Social media has given birth to a lot of awesome things, like reconnecting with childhood friends, finding coupons for your favorite stores and hearing breaking news just as it happens. But it also has created things like the selfie craze, narcissism and the humblebrag. Sure, the humblebrag was around long before social media, but sites like Twitter and Facebook have only seemed to make it worse.
A humblebrag can loosely be defined as a form self promotion where the promoter thinks she is, almost subliminally, bragging about herself in the context of a humble statement. There’s even a Twitter account dedicated to re-tweeting humblebrags by everyone from celebrities to regular Joes.
Don’t get me wrong here, there are plenty of times when talking about your achievements and being proud of them is acceptable. In fact, I love to celebrate my own- and others- achievements and think it’s a healthy part of life. But there is a fine line between simply patting yourself on the back for a job well done and annoying the shit out of everyone around you.
Let’s say you just got a new job at an awesome, well-known startup. So naturally, you post an update to your Facebook about it. Perfectly fine. You worked hard to get that job (assuming Daddy doesn’t work there or you weren’t hired by an old colleague) and should share it with your friends. But tweeting about how you’re at a photoshoot for work and complaining about how Mariah Carey is being a diva and making you stay late is not fine.
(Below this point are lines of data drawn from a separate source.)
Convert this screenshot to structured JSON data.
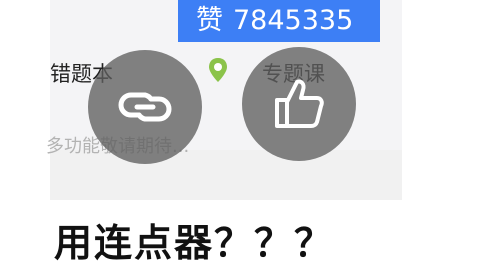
{
  "screen": {
    "like_char": "赞",
    "like_count": "7845335",
    "feature_mistakes": "错题本",
    "feature_topics": "专题课",
    "hint": "多功能敬请期待...",
    "icons": {
      "pin": "map-pin-icon",
      "link": "link-icon",
      "thumb": "thumbs-up-icon"
    },
    "colors": {
      "banner": "#3d7ff5",
      "pin": "#8bc34a",
      "fab": "#5f5f5f"
    }
  },
  "caption": "用连点器？？？"
}
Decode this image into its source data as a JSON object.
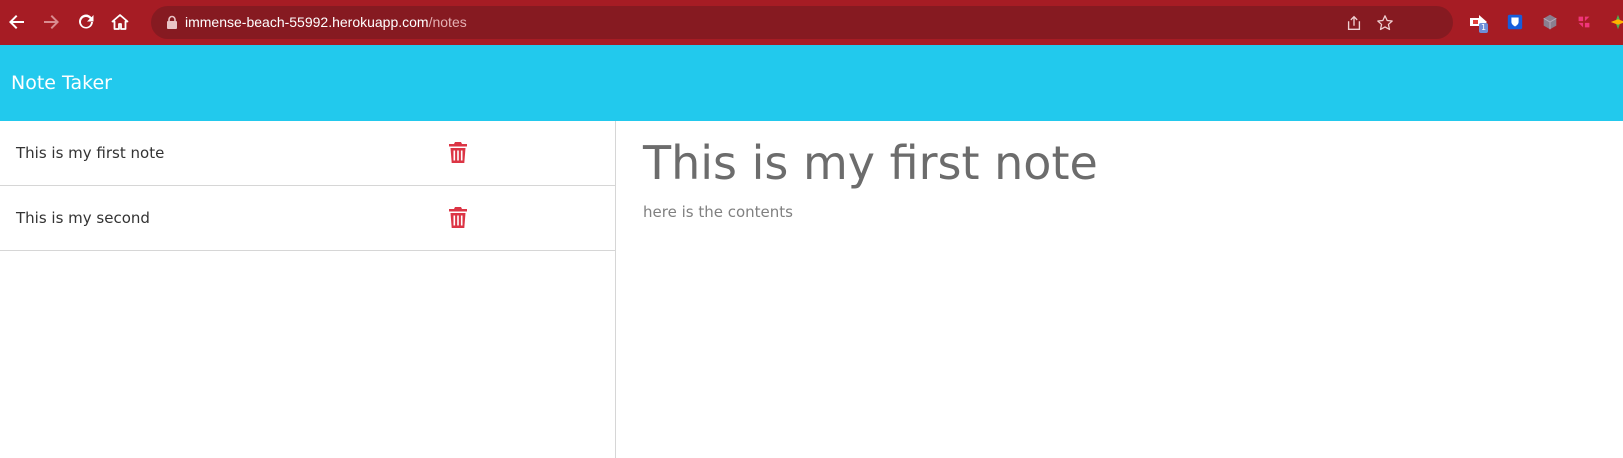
{
  "browser": {
    "url_host": "immense-beach-55992.herokuapp.com",
    "url_path": "/notes",
    "extension_badge": "1",
    "icons": [
      "back-arrow-icon",
      "forward-arrow-icon",
      "reload-icon",
      "home-icon",
      "lock-icon",
      "share-icon",
      "bookmark-star-icon"
    ],
    "bar_color": "#a61c24",
    "omnibox_color": "#861a21"
  },
  "app": {
    "brand": "Note Taker",
    "header_color": "#22c9ed",
    "delete_color": "#dc3545"
  },
  "notes": [
    {
      "title": "This is my first note"
    },
    {
      "title": "This is my second"
    }
  ],
  "active_note": {
    "title": "This is my first note",
    "text": "here is the contents"
  }
}
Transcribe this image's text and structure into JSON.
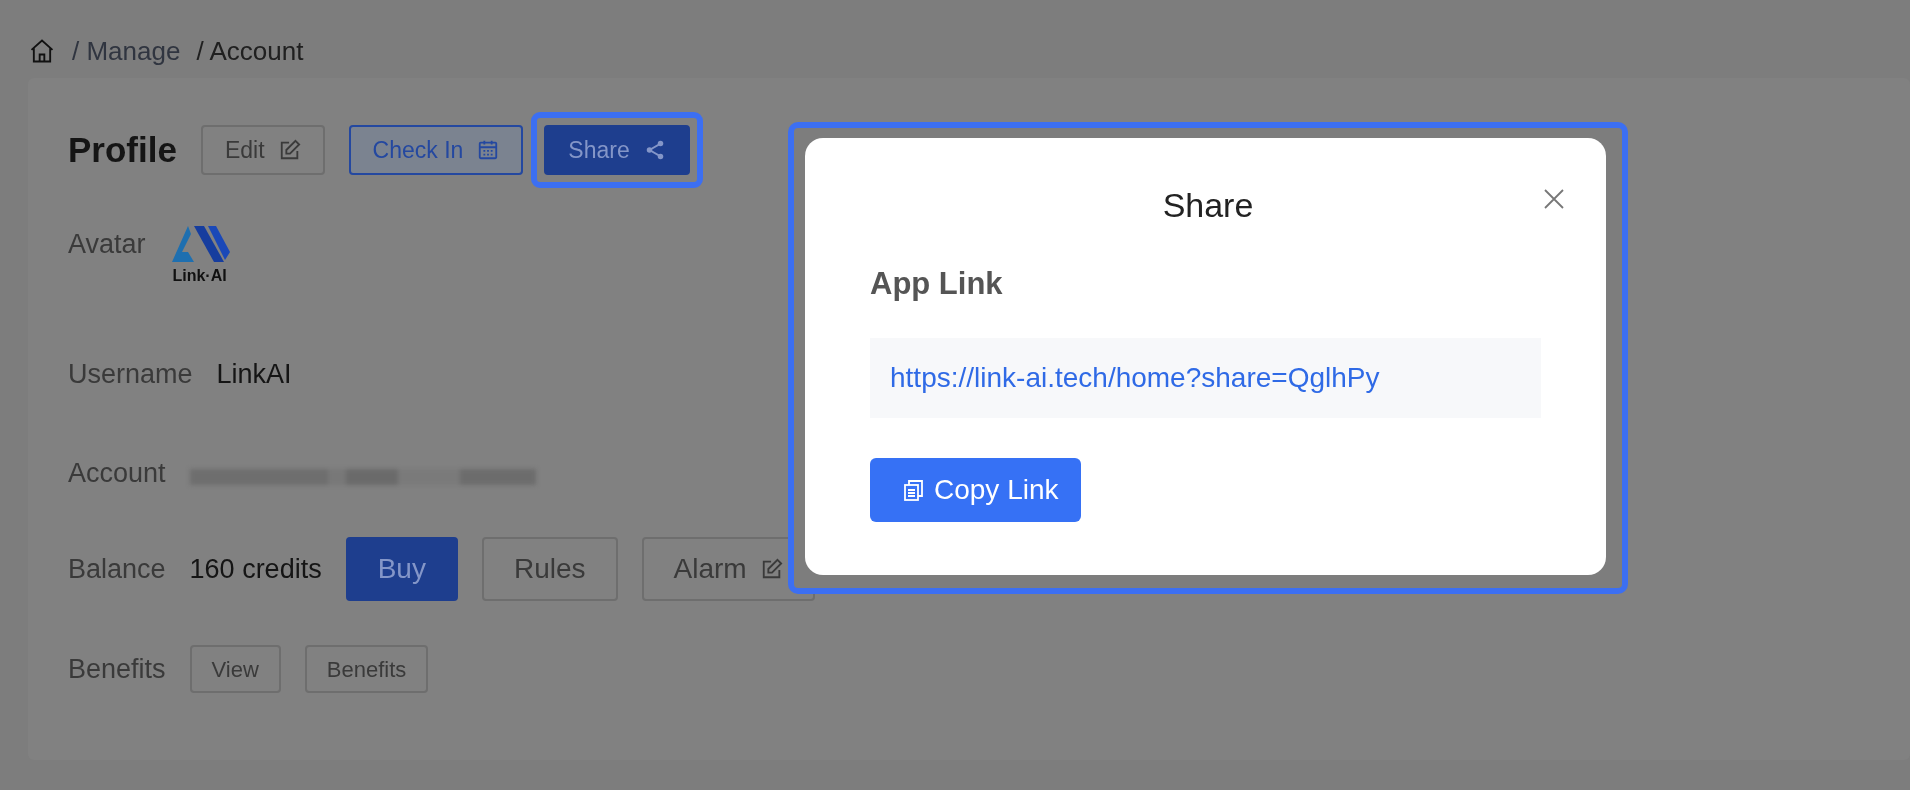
{
  "breadcrumb": [
    {
      "separator": "/",
      "label": "Manage",
      "current": false
    },
    {
      "separator": "/",
      "label": "Account",
      "current": true
    }
  ],
  "profile": {
    "title": "Profile",
    "actions": [
      {
        "label": "Edit",
        "highlighted": false
      },
      {
        "label": "Check In",
        "highlighted": false
      },
      {
        "label": "Share",
        "highlighted": true
      }
    ],
    "fields": [
      {
        "label": "Avatar",
        "kind": "avatar",
        "logo_text": "Link·AI"
      },
      {
        "label": "Username",
        "kind": "text",
        "value": "LinkAI"
      },
      {
        "label": "Account",
        "kind": "redacted"
      },
      {
        "label": "Balance",
        "kind": "text",
        "value": "160 credits",
        "buttons": [
          {
            "label": "Buy"
          },
          {
            "label": "Rules"
          },
          {
            "label": "Alarm"
          }
        ]
      },
      {
        "label": "Benefits",
        "kind": "buttons",
        "buttons": [
          {
            "label": "View"
          },
          {
            "label": "Benefits"
          }
        ]
      }
    ]
  },
  "modal": {
    "title": "Share",
    "highlighted": true,
    "section_title": "App Link",
    "link": "https://link-ai.tech/home?share=QglhPy",
    "button": "Copy Link"
  }
}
It’s considered a humblebrag and it’s annoying. You want us to feel sorry for you that you work a job that’s job description includes being a celebrity’s bitch at photoshoots? Nope, sorry.
My Twitter feed is filled with endless bloggers re-tweeting compliments about themselves to the point where I start to develop a gag reflex. The amount of self-aggrandizing Instagram photos of girls at their daily blow-dry bar appointment or snapshots of expensive vacations is creating my eyes to be permanently rolled.
Am I asking you not to post photos of your new haircut or time at the beach? Of course not. But when you’re doing it to try to prove you are better than someone else, it’s unfortunate. Especially when the photos are accompanied by you complaining about how exhausted you are from your expensive vacation, or talking about how long you waited for your fancy hair appointment.
Do we, as a society, really need to name-drop as often as we do? Why are some people still stuck in the popularity trap of high school? Whether you’re bragging humbly or just straight-up bragging without a hint of humbleness, it reflects poorly on you.
What do you think about humblebragging? Do you have “that friend” who always does this?